The woman, who collected thousands of dollars from persons with the promise of delivering vehicles, yesterday said she has done nothing wrong and is operating a legitimate business which has now been tainted by a recent but unrelated court matter.
Dianne De Nobrega, the woman behind the Queenstown A&J Auto Sales Company, yesterday contacted this newspaper following a publication on the complaints from some of her customers who are, among other things, demanding their money back.
But she is maintaining that she has every intention of repaying the customers but she needs some time.
At least two of her customers, who learnt of her business through an advertisement in this newspaper, said they have paid $200,000 and $500,000 respectively to the woman and signed contracts and were expected to pay a further lump sum when the cars were delivered and $40,000 monthly until completion of payment.
They had complained that they had received no cars and cannot get their monies back and have been unable to meet with De Nobrega in recent times.
However, the woman said yesterday that everything went downhill for her “legitimate business” after she appeared in court on a visa scam charge and her name and photograph were printed in the national newspapers last month.
She said some of her 19 customers, on seeing the stories contacted the office and demanded their monies back and threatened her staff. At that time De Nobrega and her husband were on remand in prison and she could not have dealt with her customers. They were later released on $1M bail each and she said she immediately sent out registered mail to each of her 19 customers explaining to them that she was away and she was willing to repay those who wanted their monies back. However, she also asked for 14 days and promised to give them $40,000 extra “for the wait period and any running around they had to do.”
Things took a turn for the worse when all 19 customers demanded their monies back and were prepared to wait for the 14 days.
According to the woman there was no way she could have repaid all of the customers right away and promised them that March 3 was the date for the return of monies and also for the delivery of vehicles if any of them still desired to do business with her company.
She said the customers became aggressive and threatened her life and that of her two assistants forcing her to stop visiting her office.
“Because of security reasons I stopped going to the office because my life was being threatened and I stop taking calls because every time I answered the phone it was a threat, those who were texting me I texted them back, I have all the records,” the woman said yesterday.
De Nobrega said that she is not in breach of the contracts signed with her customers as the first vehicle was expected to be delivered this month and she again lamented that it is only because of the court issue “that all this is happening to me.”
She confirmed that the matter was reported to the police but she has been in contact with the lawmen and had forwarded them copies of the contracts and also of her business registration.
She said she also sent copies of the letters she had sent to her customers and explained that she was doing nothing illegal. And according to her the lawmen know where she lives and she has not been hiding.
The business was registered last month but De Nobrega began receiving monies from customers since the end of last November. She explained that she did not register the business last year because it would have been for only one month and she would have had to start the entire process again at the beginning of this year so she waited until the year started.
Asked where she was getting the vehicles from, the woman said her “boss was in New York and he was going to buy the vehicles and bring them down.” She said that her boss is a “broker” and while he has had similar business in Trinidad this is his first in Guyana.
“I met him overseas when I went to sell my craft and we decided to start the business.

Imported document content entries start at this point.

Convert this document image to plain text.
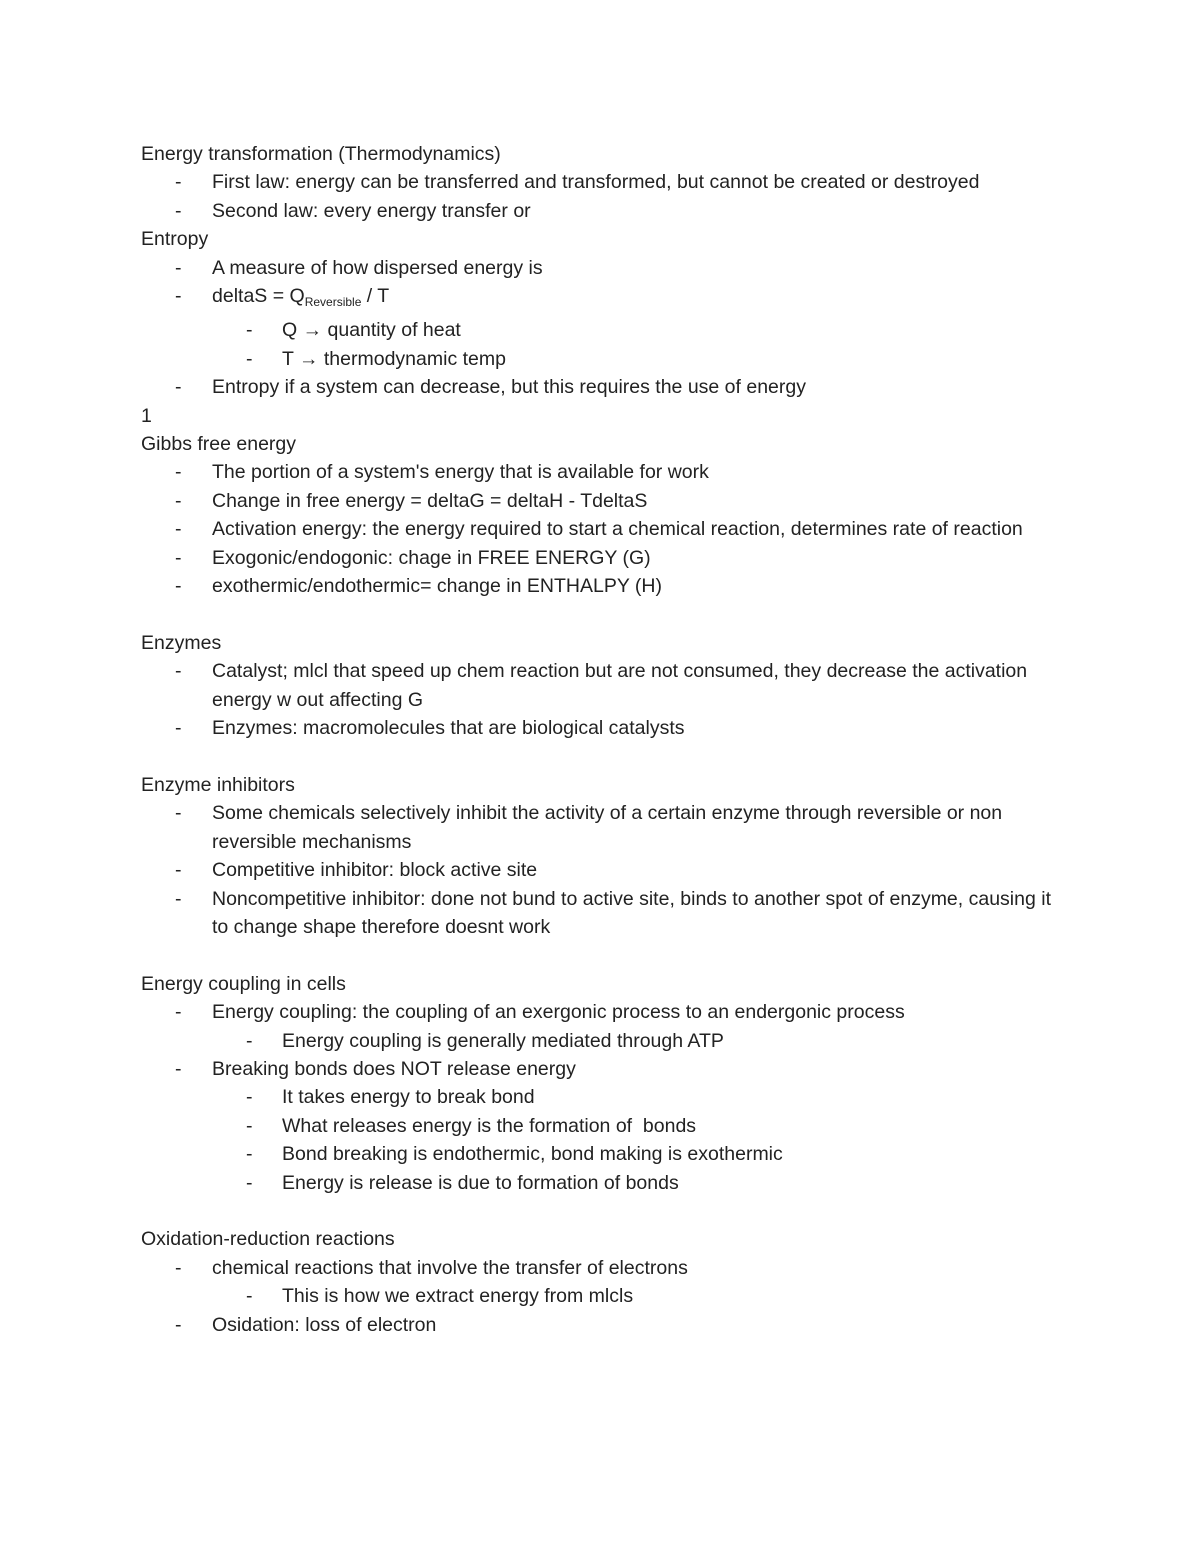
Energy transformation (Thermodynamics)
- First law: energy can be transferred and transformed, but cannot be created or destroyed
- Second law: every energy transfer or
Entropy
- A measure of how dispersed energy is
- deltaS = $Q_{Reversible}$ / T
- Q → quantity of heat
- T → thermodynamic temp
- Entropy if a system can decrease, but this requires the use of energy
1
Gibbs free energy
- The portion of a system's energy that is available for work
- Change in free energy = deltaG = deltaH - TdeltaS
- Activation energy: the energy required to start a chemical reaction, determines rate of reaction
- Exogonic/endogonic: chage in FREE ENERGY (G)
- exothermic/endothermic= change in ENTHALPY (H)
Enzymes
- Catalyst; mlcl that speed up chem reaction but are not consumed, they decrease the activation energy w out affecting G
- Enzymes: macromolecules that are biological catalysts
Enzyme inhibitors
- Some chemicals selectively inhibit the activity of a certain enzyme through reversible or non reversible mechanisms
- Competitive inhibitor: block active site
- Noncompetitive inhibitor: done not bund to active site, binds to another spot of enzyme, causing it to change shape therefore doesnt work
Energy coupling in cells
- Energy coupling: the coupling of an exergonic process to an endergonic process
- Energy coupling is generally mediated through ATP
- Breaking bonds does NOT release energy
- It takes energy to break bond
- What releases energy is the formation of  bonds
- Bond breaking is endothermic, bond making is exothermic
- Energy is release is due to formation of bonds
Oxidation-reduction reactions
- chemical reactions that involve the transfer of electrons
- This is how we extract energy from mlcls
- Osidation: loss of electron
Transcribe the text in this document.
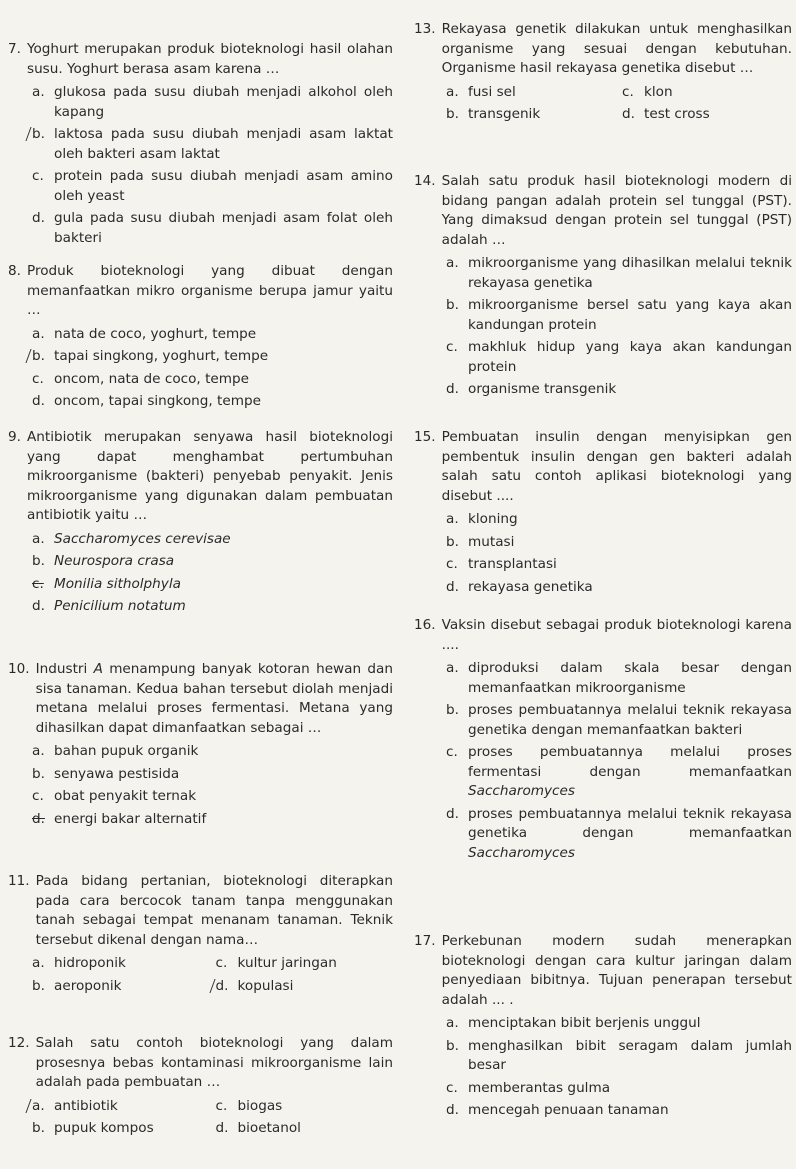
7. Yoghurt merupakan produk bioteknologi hasil olahan susu. Yoghurt berasa asam karena …
a. glukosa pada susu diubah menjadi alkohol oleh kapang
b. laktosa pada susu diubah menjadi asam laktat oleh bakteri asam laktat
c. protein pada susu diubah menjadi asam amino oleh yeast
d. gula pada susu diubah menjadi asam folat oleh bakteri
8. Produk bioteknologi yang dibuat dengan memanfaatkan mikro organisme berupa jamur yaitu …
a. nata de coco, yoghurt, tempe
b. tapai singkong, yoghurt, tempe
c. oncom, nata de coco, tempe
d. oncom, tapai singkong, tempe
9. Antibiotik merupakan senyawa hasil bioteknologi yang dapat menghambat pertumbuhan mikroorganisme (bakteri) penyebab penyakit. Jenis mikroorganisme yang digunakan dalam pembuatan antibiotik yaitu …
a. Saccharomyces cerevisae
b. Neurospora crasa
c. Monilia sitholphyla
d. Penicilium notatum
10. Industri A menampung banyak kotoran hewan dan sisa tanaman. Kedua bahan tersebut diolah menjadi metana melalui proses fermentasi. Metana yang dihasilkan dapat dimanfaatkan sebagai …
a. bahan pupuk organik
b. senyawa pestisida
c. obat penyakit ternak
d. energi bakar alternatif
11. Pada bidang pertanian, bioteknologi diterapkan pada cara bercocok tanam tanpa menggunakan tanah sebagai tempat menanam tanaman. Teknik tersebut dikenal dengan nama…
a. hidroponik	c. kultur jaringan
b. aeroponik	d. kopulasi
12. Salah satu contoh bioteknologi yang dalam prosesnya bebas kontaminasi mikroorganisme lain adalah pada pembuatan …
a. antibiotik	c. biogas
b. pupuk kompos	d. bioetanol
13. Rekayasa genetik dilakukan untuk menghasilkan organisme yang sesuai dengan kebutuhan. Organisme hasil rekayasa genetika disebut …
a. fusi sel	c. klon
b. transgenik	d. test cross
14. Salah satu produk hasil bioteknologi modern di bidang pangan adalah protein sel tunggal (PST). Yang dimaksud dengan protein sel tunggal (PST) adalah …
a. mikroorganisme yang dihasilkan melalui teknik rekayasa genetika
b. mikroorganisme bersel satu yang kaya akan kandungan protein
c. makhluk hidup yang kaya akan kandungan protein
d. organisme transgenik
15. Pembuatan insulin dengan menyisipkan gen pembentuk insulin dengan gen bakteri adalah salah satu contoh aplikasi bioteknologi yang disebut ....
a. kloning
b. mutasi
c. transplantasi
d. rekayasa genetika
16. Vaksin disebut sebagai produk bioteknologi karena ....
a. diproduksi dalam skala besar dengan memanfaatkan mikroorganisme
b. proses pembuatannya melalui teknik rekayasa genetika dengan memanfaatkan bakteri
c. proses pembuatannya melalui proses fermentasi dengan memanfaatkan Saccharomyces
d. proses pembuatannya melalui teknik rekayasa genetika dengan memanfaatkan Saccharomyces
17. Perkebunan modern sudah menerapkan bioteknologi dengan cara kultur jaringan dalam penyediaan bibitnya. Tujuan penerapan tersebut adalah ... .
a. menciptakan bibit berjenis unggul
b. menghasilkan bibit seragam dalam jumlah besar
c. memberantas gulma
d. mencegah penuaan tanaman
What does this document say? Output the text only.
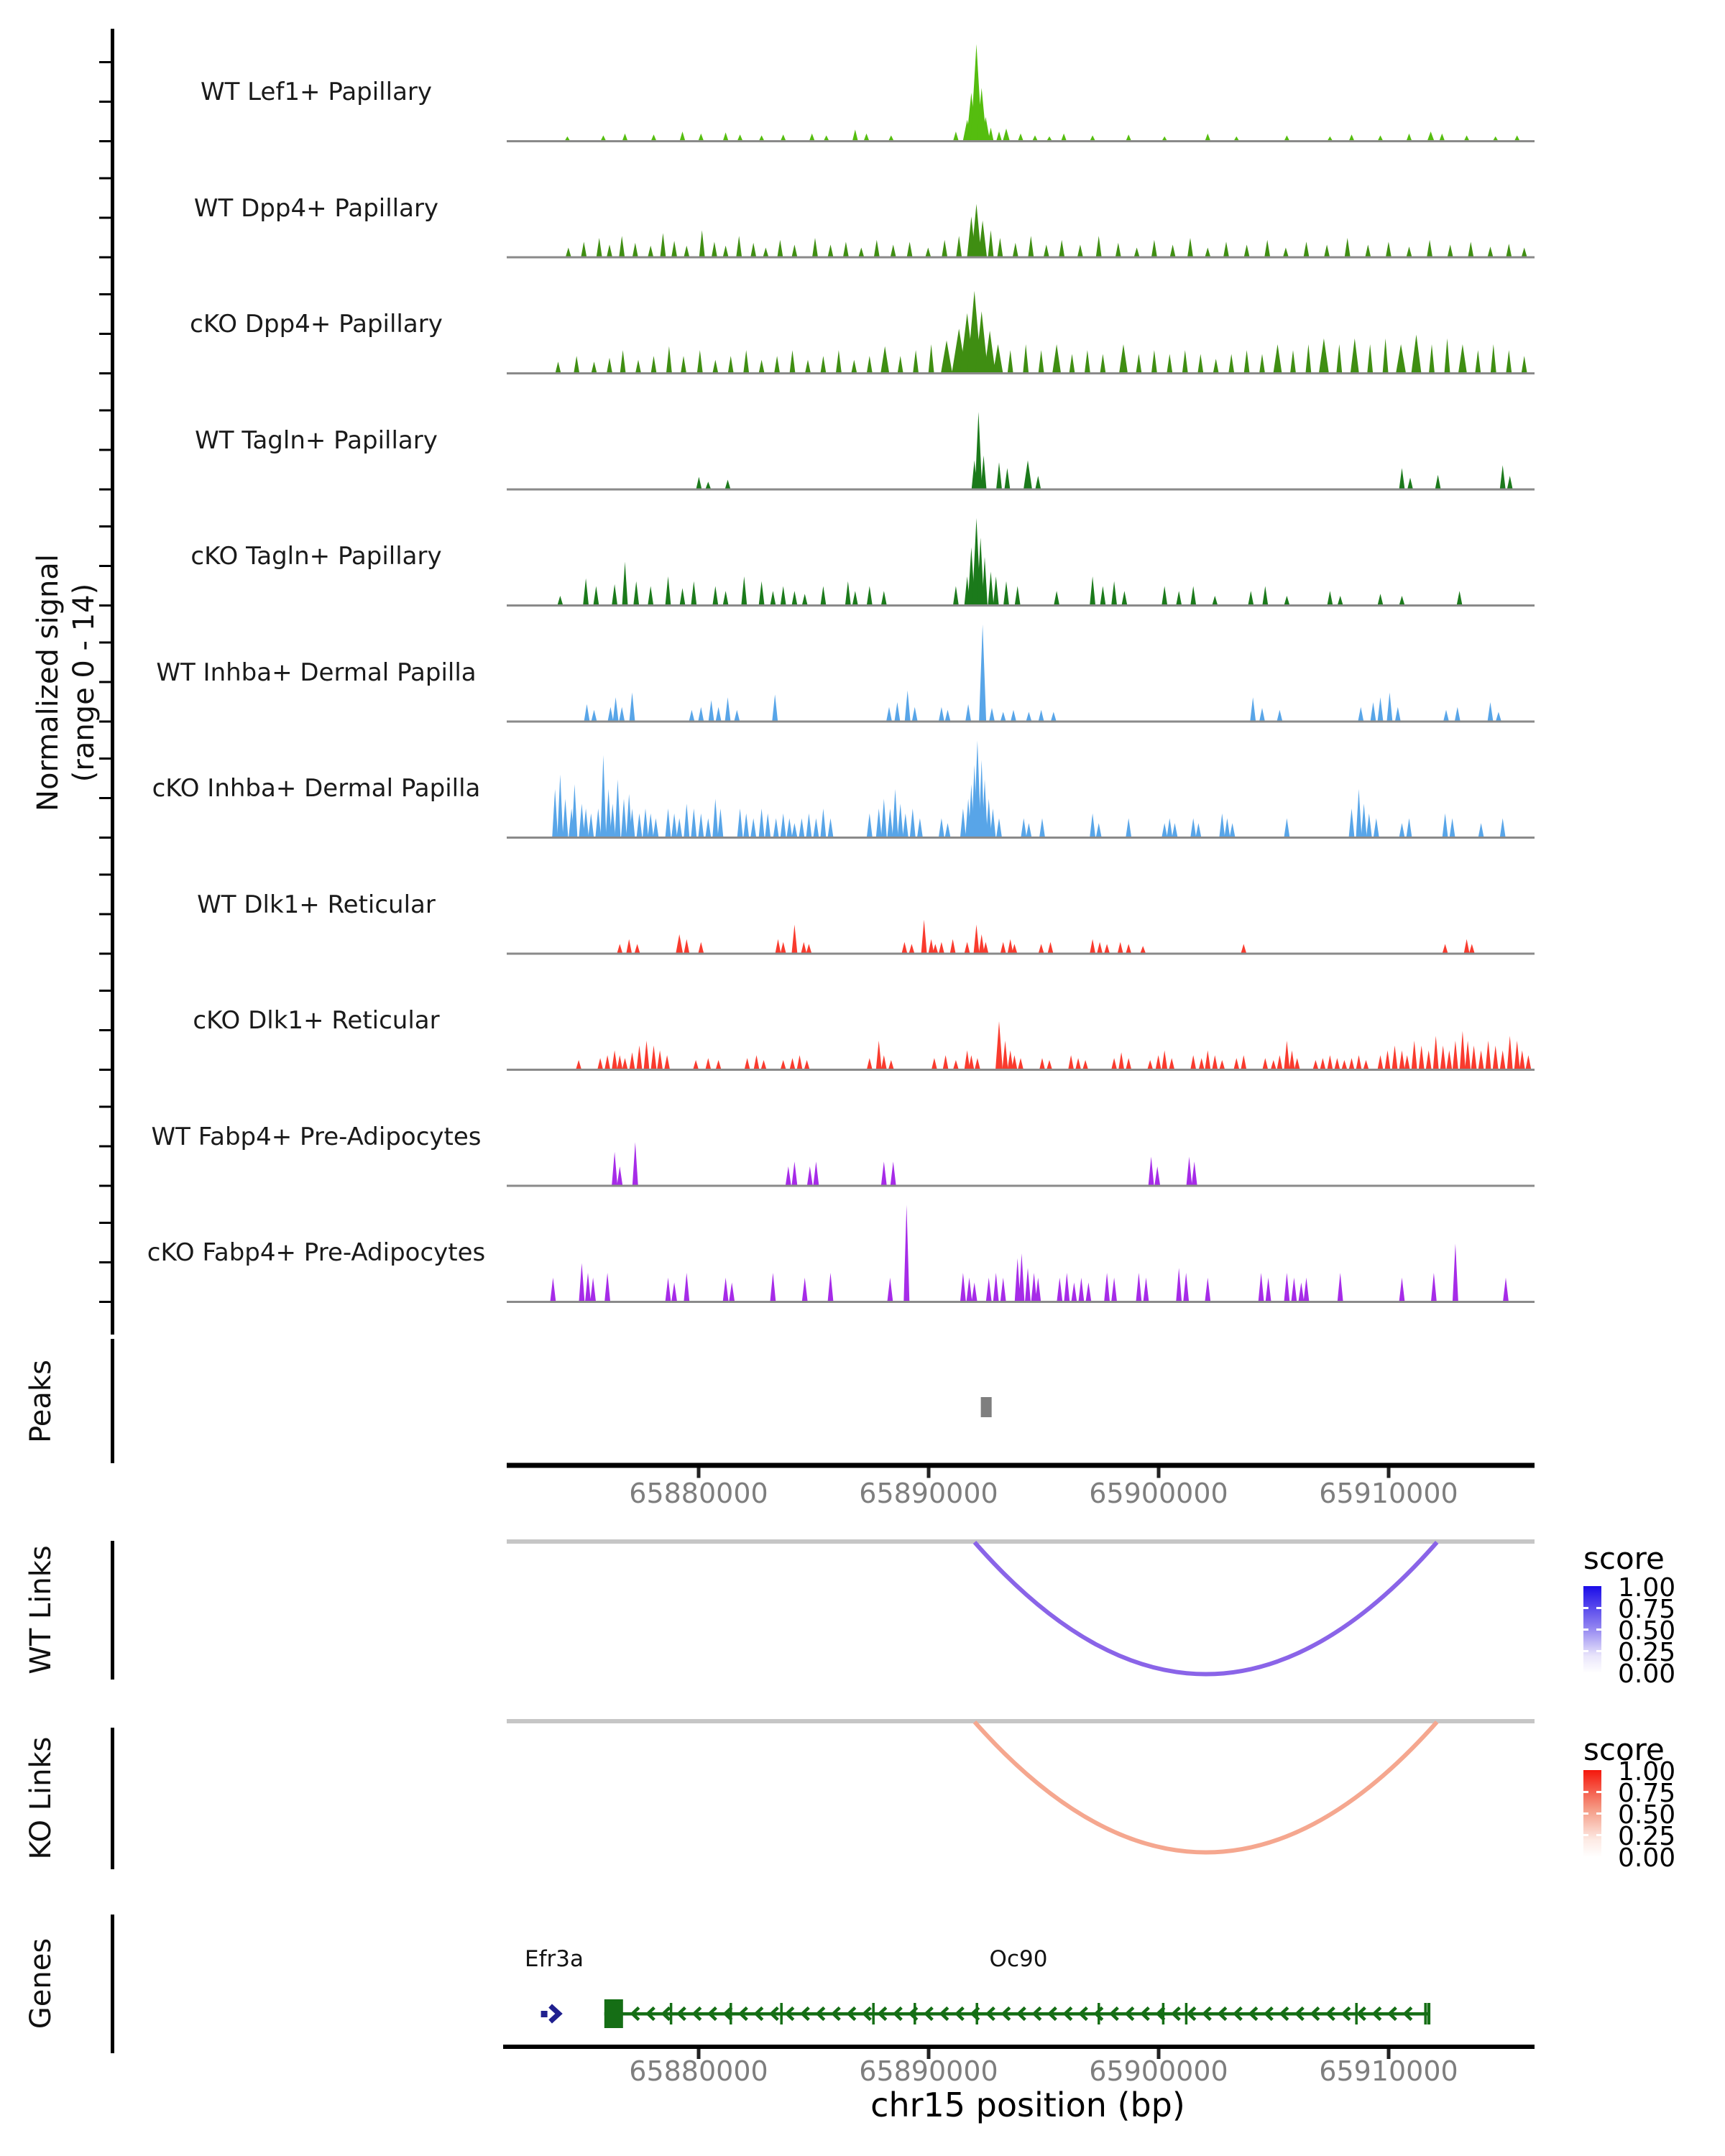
Normalized signal (range 0 - 14)
WT Lef1+ Papillary
WT Dpp4+ Papillary
cKO Dpp4+ Papillary
WT Tagln+ Papillary
cKO Tagln+ Papillary
WT Inhba+ Dermal Papilla
cKO Inhba+ Dermal Papilla
WT Dlk1+ Reticular
cKO Dlk1+ Reticular
WT Fabp4+ Pre-Adipocytes
cKO Fabp4+ Pre-Adipocytes
Peaks
WT Links
KO Links
Genes
65880000	65890000	65900000	65910000
65880000	65890000	65900000	65910000
chr15 position (bp)
score
1.00
0.75
0.50
0.25
0.00
score
1.00
0.75
0.50
0.25
0.00
Efr3a	Oc90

He was going to transfer everything in my name when he came down,” the woman said.
When it was pointed out to her that she had already started as the business was registered in her name she said her boss “was going to transfer all the agents from Japan and so on to me.”
“I know to my heart that this only happened because of the story in the papers, I have a legitimate business,” the woman said.
“Now my life, the lives of my children and my staff are being threatened,” she said adding that her business was closed on Wednesday and yesterday because one of the girls was physically assaulted and the Alberttown Police Station is now investigating the matter.
“I am scared and ashamed to go to the office,” she said.
“I am doing something legitimate, I am not going to disappear or close down, A&J will continue,” she stressed.